Front row are the deacons: Ben Ema, Elliott Stephensen, Steve Arnold.


I am receiving many questions about my new involvement with the Lutheran Deaconess Association (LDA),  The questions come in many forms.  The questions are not judgmental.  The questions express a sincere curiosity, but, also express that people have trouble understanding what this “deacon thing” is all about.  The questions essentially boil down to two:

 1)      What is the advantage of becoming a deacon through the Lutheran Deaconess Association (LDA)?

2)      Why are you doing this?  (I think for some the question carries the underlying wonder as to why I would be doing this “at my age.”)

These are great questions and I want to address them in two ways.  First, I want to address my answers to those who might be in discernment about joining Lutheran Deacons [Lutheran Deacons is the name that has been selected by the initial group of men forming in the LDA and will eventually become a conference within the LDA].  Second, I will address why this is important to me.


 It is fair to say that becoming a deacon within the LDA is not for everyone, and, that is OK.  Deacons do not “own” diaconal ministry.  Every Christian is commissioned for Word and Service ministry at their Baptism, so this calling is not unique to any group of people.  Deacons do help sisters and brothers live out their diaconal call and help them identify their own unique way to live the call.  Deacons lead the way in demonstrating how Word and Service ministry is done in any vocation that serves.  Deacons serve congregations, but deacons also serve as public school teachers, nurses, doctors, chaplains and any number of professions that serve the needs of others.

 Why does a deacon then join something like the LDA?  One word: community.  The Lutheran Deacons offer a place for support, sharing and study.  Lutheran Deacons help each other in answering the call and Lutheran Deacons help lead the Church in its understanding of the diaconal calling modeled by Christ.  Currently, at 10:00 pm. every Monday, the Lutheran Deacons convene on Skype for sharing, caring and praying.  It is a time to walk together in a special way.

 A Deacon would affiliate with the LDA because he shares in the vision of the community and embraces the guiding principles of service and witness.  A Deacon would affiliate with the LDA to be engaged in honest conversation and prayer and to have a group of people who “get it.”  It is a community that offers a place to be.


 What I believe I am doing is answering a call.  I have been serving in a diaconal role for 42 years, but, what I discern now is that I am being called to be a part of a diaconal community of men. 

 The LDA has provided a home for women since 1919, but there has not been a similar place for men who are ministers of Word and Service to be in community.  I am thankful that the LDA is now opening the opportunity for men to be in community and for men to be a part of the vision and ministry of the LDA. 

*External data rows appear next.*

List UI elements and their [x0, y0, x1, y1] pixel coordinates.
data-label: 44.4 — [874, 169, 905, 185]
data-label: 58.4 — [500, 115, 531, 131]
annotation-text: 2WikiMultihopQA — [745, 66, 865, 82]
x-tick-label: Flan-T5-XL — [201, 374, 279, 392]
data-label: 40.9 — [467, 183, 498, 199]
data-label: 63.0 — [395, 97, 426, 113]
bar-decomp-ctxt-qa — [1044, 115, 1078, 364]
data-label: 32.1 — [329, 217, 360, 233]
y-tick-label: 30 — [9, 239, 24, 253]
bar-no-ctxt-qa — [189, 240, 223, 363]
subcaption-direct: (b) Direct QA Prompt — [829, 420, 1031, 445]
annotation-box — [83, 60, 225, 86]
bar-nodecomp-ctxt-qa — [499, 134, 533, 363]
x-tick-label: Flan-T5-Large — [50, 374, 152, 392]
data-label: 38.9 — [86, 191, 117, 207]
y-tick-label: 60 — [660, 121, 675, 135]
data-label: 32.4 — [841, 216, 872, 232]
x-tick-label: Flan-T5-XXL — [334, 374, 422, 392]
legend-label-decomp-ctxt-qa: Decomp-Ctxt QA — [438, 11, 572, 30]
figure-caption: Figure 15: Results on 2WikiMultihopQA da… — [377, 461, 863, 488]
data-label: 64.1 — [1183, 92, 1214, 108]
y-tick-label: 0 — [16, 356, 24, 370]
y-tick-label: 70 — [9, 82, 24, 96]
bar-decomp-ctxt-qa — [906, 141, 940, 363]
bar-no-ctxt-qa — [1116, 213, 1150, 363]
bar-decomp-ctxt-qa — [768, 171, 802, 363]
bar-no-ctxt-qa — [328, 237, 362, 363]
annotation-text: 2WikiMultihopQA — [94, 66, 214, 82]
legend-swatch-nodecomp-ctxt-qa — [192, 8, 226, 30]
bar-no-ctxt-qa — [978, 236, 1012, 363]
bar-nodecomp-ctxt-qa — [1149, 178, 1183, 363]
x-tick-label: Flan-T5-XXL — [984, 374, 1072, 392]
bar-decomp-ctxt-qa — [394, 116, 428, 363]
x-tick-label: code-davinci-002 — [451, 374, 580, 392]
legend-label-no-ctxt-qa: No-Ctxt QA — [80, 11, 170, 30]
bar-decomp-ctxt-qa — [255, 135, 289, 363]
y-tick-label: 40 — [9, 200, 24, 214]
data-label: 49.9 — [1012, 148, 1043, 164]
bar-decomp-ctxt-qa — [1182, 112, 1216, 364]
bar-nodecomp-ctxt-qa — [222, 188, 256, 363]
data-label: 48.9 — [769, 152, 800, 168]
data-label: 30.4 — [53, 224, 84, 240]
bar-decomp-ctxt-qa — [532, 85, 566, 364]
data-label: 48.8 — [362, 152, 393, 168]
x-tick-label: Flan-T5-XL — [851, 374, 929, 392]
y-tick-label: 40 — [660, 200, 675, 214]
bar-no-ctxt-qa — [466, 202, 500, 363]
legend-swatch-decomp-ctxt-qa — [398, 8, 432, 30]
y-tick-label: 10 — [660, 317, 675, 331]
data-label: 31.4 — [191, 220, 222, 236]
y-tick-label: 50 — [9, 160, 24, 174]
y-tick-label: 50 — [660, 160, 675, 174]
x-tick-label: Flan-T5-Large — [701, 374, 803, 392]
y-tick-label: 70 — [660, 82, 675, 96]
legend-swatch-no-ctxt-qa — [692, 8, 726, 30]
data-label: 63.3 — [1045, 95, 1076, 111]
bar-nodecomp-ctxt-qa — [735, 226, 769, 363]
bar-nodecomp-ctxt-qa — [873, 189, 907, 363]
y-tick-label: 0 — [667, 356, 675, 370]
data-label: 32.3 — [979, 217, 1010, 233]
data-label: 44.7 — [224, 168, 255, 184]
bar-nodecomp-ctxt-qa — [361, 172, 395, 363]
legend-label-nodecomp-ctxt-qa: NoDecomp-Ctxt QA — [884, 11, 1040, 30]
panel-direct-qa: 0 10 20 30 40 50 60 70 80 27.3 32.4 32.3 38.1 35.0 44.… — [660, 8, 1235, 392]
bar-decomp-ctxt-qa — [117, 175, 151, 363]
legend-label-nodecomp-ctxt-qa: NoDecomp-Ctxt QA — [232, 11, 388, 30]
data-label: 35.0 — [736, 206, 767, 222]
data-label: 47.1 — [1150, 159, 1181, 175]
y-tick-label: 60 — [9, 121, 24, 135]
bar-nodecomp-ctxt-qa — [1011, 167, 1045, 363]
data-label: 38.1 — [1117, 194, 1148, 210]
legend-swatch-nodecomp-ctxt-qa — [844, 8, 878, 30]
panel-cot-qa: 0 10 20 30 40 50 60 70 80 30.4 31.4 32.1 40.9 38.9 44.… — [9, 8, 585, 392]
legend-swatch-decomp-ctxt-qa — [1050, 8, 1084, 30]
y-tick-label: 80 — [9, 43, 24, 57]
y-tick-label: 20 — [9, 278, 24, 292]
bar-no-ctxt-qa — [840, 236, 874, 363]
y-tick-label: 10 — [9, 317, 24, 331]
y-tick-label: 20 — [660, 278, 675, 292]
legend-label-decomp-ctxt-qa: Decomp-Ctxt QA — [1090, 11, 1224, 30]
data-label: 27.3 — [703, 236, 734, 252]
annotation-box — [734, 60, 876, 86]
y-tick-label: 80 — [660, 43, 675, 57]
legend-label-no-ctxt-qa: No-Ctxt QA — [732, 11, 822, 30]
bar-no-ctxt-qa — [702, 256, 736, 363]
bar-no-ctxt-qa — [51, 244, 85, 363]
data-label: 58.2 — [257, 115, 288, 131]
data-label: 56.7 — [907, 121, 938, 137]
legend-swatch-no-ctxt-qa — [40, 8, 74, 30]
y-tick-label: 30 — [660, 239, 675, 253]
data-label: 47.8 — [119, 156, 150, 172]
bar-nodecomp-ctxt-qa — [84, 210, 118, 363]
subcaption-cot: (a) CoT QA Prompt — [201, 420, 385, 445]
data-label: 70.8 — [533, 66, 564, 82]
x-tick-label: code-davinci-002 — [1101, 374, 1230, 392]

 I have known of the LDA since I was in high school.  It wasn’t until I graduated from college and began my parish service that I actually had contact with members of the LDA.  As I came to know the deaconesses in the field,  I must say that I was very impressed with their preparation, their formation, and their living out of community.  I really wanted a way to be a part of that, or a similar, process.

 So, when invited by the LDA to begin this process of formation, I felt it was time to put up or shut up.  I am thankful for the opportunity.  For me, age is never a barrier.  As long as I have life and breath, I hope to be growing, learning and discerning.  And, partly because of my age and my life experience in forming women and men for ministry, I believe I can bring some insights to the table that can be helpful.

I am committed to being a part of a male diaconal community and to helping form a male diaconal community.  Lutheran Deacons within the LDA provides a place of groundedness for me, and, for this I give thanks.